A recent afternoon visit finds Everding, a woman with long straight hair and pointed features, sitting in the attic finishing a flyer for the Twin Cities Book Festival. This one-day affair, to be held at Open Book in downtown Minneapolis on Saturday, October 27, is the first of its kind since the small, unsatisfying book fairs held in Calhoun Square in the mid-Nineties. For eight hours, the various rooms and crannies of the Open Book will be filled with panel discussions, readings, book sales, and book-arts demonstrations, capped that evening by a keynote reading by poet Robert Creeley.
As with so many book-related events, Rain Taxi has taken an active interest in the festival--Lorberer has been working closely with event organizers Jana Robbins and Tim Schwartz. In fact, the mag's sponsorship of the event marks its five-year anniversary, a testament to how far Rain Taxi has come since its inception.
In early 1996, asmall, not dissimilar attic apartment not far away began to shrink. Two hundred copies of a fledgling journal called Rain Taxi showed up in the Harriet Avenue living room that Randall Heath and Carolyn Kuebler shared. Soon, the journal spread through the halls. Four times a year, their guests arrived. With each print run, the number of magazines doubled, and the space in which the couple lived dwindled.
"We'd line them up along the hallway," Kuebler remembers. "Soon it was impossible to move."
The initial idea had been to create a small press, though that notion quickly changed. Heath was working at Half Price Books, one of those morgues for the publishing industry where countless new books no one will ever read meet their lonely, remaindered deaths.
"We realized as we were fishing around that there are so many damn books out there already, it seemed kind of pointless," says Heath." Why contribute to this great mass of books that already existed? Why not try and review some of these books, and try to build a readership?"
Eric Lorberer showed up for the first issue with a review of a collection of Denis Johnson poetry that no one else wanted to publish.
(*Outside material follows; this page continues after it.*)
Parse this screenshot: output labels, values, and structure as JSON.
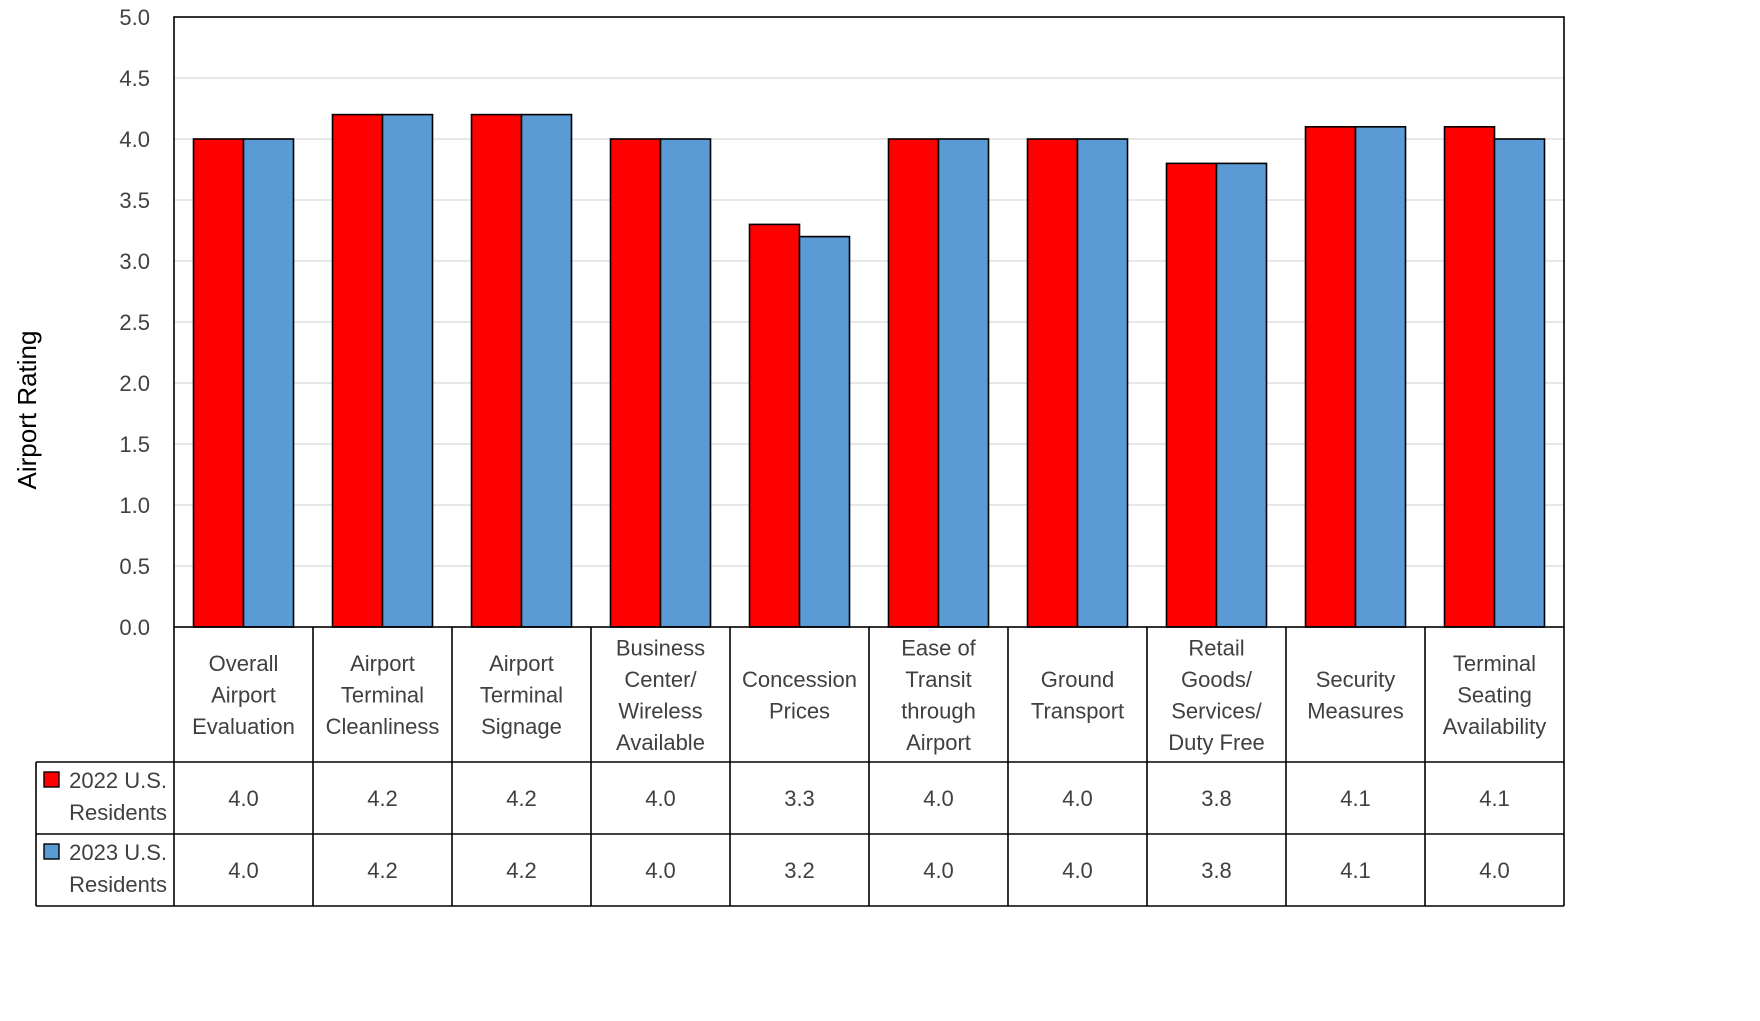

He was sucked into the Rain Taxi organization quickly afterward. To qualify as a nonprofit organization, Rain Taxi needed a board of directors, which meant they needed a third partner. When an early collaborator broke away, Lorberer was enlisted.
All the clichés of home publishing in the digital age helped spawn Rain Taxi. Suddenly, the ubiquity of PCs and easy layout software meant anyone with more spare time than inhibition could reel out limitless broadsheets about his or her obsessions. The Internet meant you could publish distant writers you might never have spoken to, even by phone. The crew survived on the adrenaline of a new project.
Heath fondly remembers the spontaneity of those early excitable years. "We scheduled an interview with [avant-garde novelist] Rikki Ducornet, so we jumped in my truck and drove to Denver," he recalls. "We had dinner with her, interviewed her. Here was this excuse to interact with someone whose work you admire."
But beyond giddy moments like that there was a world of work to do. They had to edit. They had to write. They had to design. And when they dropped an issue off at the printer, their labors had in some ways just begun.
"Around Christmas time, we had 150 boxes, at least, to take to UPS," remembers Kuebler. "They wouldn't pick them up, so we had to rent a U-Haul. We drove them to the UPS countertop, and of course there was a huge line already. The manager was so mean to us: We'd already taped up the boxes, but she whipped out a tape gun and told us we were going to pay for extra tape."
This form of cooperative labor fueled every aspect of Rain Taxi's existence. It was a necessity for tackling distribution. And when it came to the much-loathed task of selling ads, each crew member would take turns hassling publishers as long as she could stomach the job, then pass the phone along to the next person. But in the more subjective realm of editorial tasks, such collaboration seemed downright perverse if not completely counterproductive.
"We would group-edit reviews," recalls Heath. "We would sit down together with a piece--we did this for almost two years, a year and a half at least. It was an ideal we strived for. It was about not establishing a hierarchy."
It was also a good way to waste valuable hours dickering over a slight change in authorial tone. For anyone who doesn't spend much time wrangling over words, it's difficult to imagine how impossible that ideal might be. Consider such democracy extended to the sidelines of a football game. Or, better yet, imagine the infield convening on the mound to debate the relative merits of each upcoming pitch.
"I don't have the same aesthetic as Eric," Heath says simply. "For me it was more of a question of audience, a tone that would cross more boundaries. I wanted to be the ignorant guy. I didn't want references that I didn't know. It all comes back to my original vision--a tool for readers to discover new books."